4. Calibrer l’effort Développement Durable

En ce qui concerne son parc immobilier, l’entreprise doit trouver le bon équilibre en matière de Développement Durable, par rapport aux trois préoccupations suivantes :

  1. Mettre son patrimoine immobilier aux normes (c’est-à-dire en conformité avec la réglementation) afin qu’il ne perde pas de sa valeur ;
  2. Aller au-delà (de la simple mise en conformité) avec pour objectif de réduire les coûts d’exploitation. Toutefois, nous avons vu que le rapport coût / avantage est parfois délicat à analyser ;
  3. Sur l’impact financier et la rentabilité du « verdissement » des bâtiments, voir n°632
  4. Entreprendre des processus innovants, pour se positionner par rapport à la concurrence. Dans ce cas, il s’agit également d’aller au-delà des normes, mais pour obtenir un avantage compétitif (être en avance sur ces concurrents) et un atout communication.

5. Faire évoluer les mentalités

Dans la mise en œuvre de la politique de Développement Durable, le Directeur de l’Immobilier est souvent confronté à des phénomènes de « résistance au changement » qui peuvent concerner à la fois :

  • les habitudes des fournisseurs et prestataires (tant en construction qu’en rénovation) en matière de choix de matériaux qui les orientent vers des choix « traditionnels » ne prenant pas en compte les caractéristiques et performances environnementales des matériaux utilisés, et
  • les comportements des occupants : le potentiel de performance, en particulier en matière de consommation énergétique des bâtiments dits « verts » (par exemple, les immeubles HQE) ne peut être atteint que si les occupants (c’est-à-dire les salariés de l’entreprise) ont des comportements en adéquation avec les objectifs de consommation et d’usage du bâtiment (par exemple tels que traduits dans les conditions d’un « bail vert », ).

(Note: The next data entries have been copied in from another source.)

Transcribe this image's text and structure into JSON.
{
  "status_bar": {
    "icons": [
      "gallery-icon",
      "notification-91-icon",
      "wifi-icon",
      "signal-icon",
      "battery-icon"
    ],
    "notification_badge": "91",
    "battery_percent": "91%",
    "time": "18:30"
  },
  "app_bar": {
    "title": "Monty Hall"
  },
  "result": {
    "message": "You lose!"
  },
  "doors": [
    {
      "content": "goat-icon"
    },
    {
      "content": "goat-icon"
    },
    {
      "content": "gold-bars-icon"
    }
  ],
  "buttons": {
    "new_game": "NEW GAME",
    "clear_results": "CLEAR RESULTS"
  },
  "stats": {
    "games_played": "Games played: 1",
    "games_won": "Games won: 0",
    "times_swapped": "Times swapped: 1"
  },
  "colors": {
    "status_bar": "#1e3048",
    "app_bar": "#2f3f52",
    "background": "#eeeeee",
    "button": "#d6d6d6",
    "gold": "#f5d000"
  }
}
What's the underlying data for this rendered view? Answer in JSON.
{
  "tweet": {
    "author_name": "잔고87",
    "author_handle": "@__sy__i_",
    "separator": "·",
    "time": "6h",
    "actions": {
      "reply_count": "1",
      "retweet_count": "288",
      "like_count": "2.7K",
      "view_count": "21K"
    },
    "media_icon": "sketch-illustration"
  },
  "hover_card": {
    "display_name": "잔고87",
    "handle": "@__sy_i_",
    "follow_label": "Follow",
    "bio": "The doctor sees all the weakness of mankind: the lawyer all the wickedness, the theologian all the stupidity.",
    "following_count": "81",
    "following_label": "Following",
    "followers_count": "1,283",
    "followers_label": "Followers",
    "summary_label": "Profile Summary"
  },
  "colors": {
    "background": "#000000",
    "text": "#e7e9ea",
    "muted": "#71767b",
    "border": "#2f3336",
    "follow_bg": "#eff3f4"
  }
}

Un changement des mentalités est donc souvent une condition préalable au déploiement de la politique Développement Durable de la fonction immobilière et nécessite de la part du Directeur de l’immobilier des efforts de pédagogie et d’information aussi bien envers les partenaires (lors de la construction) que les utilisateurs.

Exemple (Bureaux certifiés économes en énergie - Retours d’expérience)

Normalement, un bâtiment certifié HQE ou LEED consomme moins (en moyenne de 20 % à 30 % d’énergie en moins par mètre carré) qu’un bâtiment conventionnel. Il arrive toutefois que certains de ces bâtiments - mal utilisés par rapport à leur conception d’origine ou parce qu’ils font appel à des technologies trop sophistiquées que comprennent mal les utilisateurs - consomment davantage que leurs homologues certifiés, bien que restant toutefois en-dessous des standards de consommation du parc moyen existant (estimé en France à 286 kWh/m2 par an par l’Agence de l’environnement et de la maîtrise de l’énergie / ADEME). C’est ce que démontrent à la fois une étude du Conseil national de recherche canadien (CNRC) réalisée sur 100 bâtiments américains et une étude française menée sur 3 bâtiments test, conjointement par la Foncière immobilière Icade et le Centre scientifique et technique du bâtiment (CSTB). Pour plus d’information sur ce point, voir l’article « Les bâtiments verts tiennent-ils leurs promesses ? », Matthieu Quiret, Les Echos du 22 mars 2010.